Political action to control migration to richer countries makes asylum seekers vulnerable

Doctors working with asylum seekers may find tension between professional values and the policies of their employers

Stronger guidelines are needed on human rights and ethical issues

The issue here is not how the Belgian authorities, IOM, or the Australian government deal with asylum seekers. It is about how doctors find themselves torn between the policies of their employers and their professional values, thus allowing projects to get into tight corners. We lack a strong system of standards and ethical guidelines for doctors dealing with migrants and especially with asylum seekers. There are several settings where this lack of directives makes doctors vulnerable:

  • Working in detention facilities for asylum seekers or in holding areas at airports for illegal migrants

  • Assessing the medical consequences of torture and more generally providing reports which can influence the destiny of migrants and their families

  • Treating seriously ill patients who face expulsion to countries with inadequate health facilities

  • Coping with the psychological disturbances of children of illegal migrants facing constant uncertainty about the future

  • Being directly involved in expulsion procedures.
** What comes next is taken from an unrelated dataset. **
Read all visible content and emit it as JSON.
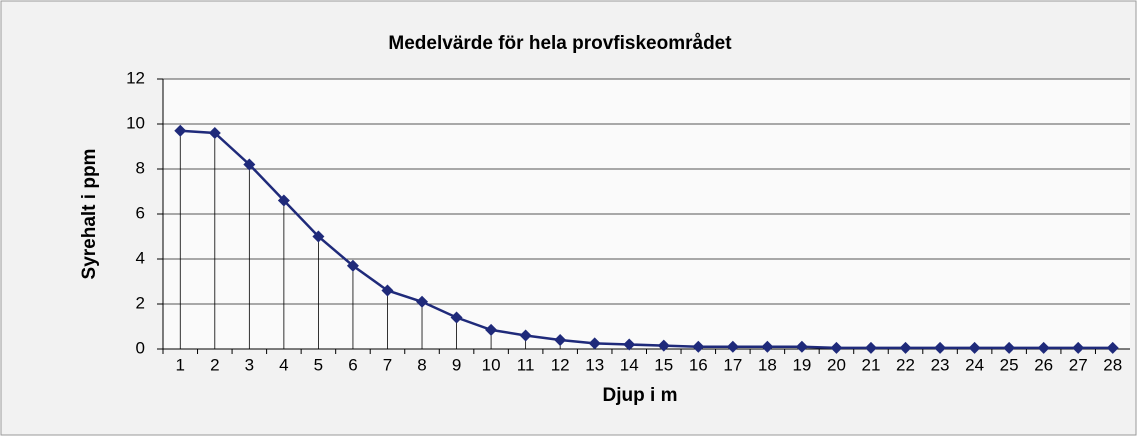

The rhetoric about human rights and humanitarian law at the level of international organisations, congresses, and medical journals does little to help such doctors. Perhaps the discourse about health and human rights and humanitarian action should concentrate more on failures in enforcement and a patchy setting of standards. In the past 12 years, I have learnt how medicine can be betrayed in many ways and how we need to be especially vigilant when cloaked in a humanitarian mantle.

Footnotes

  • Competing interests DH-P worked for the International Organisation of Migration from 1995 to 2003.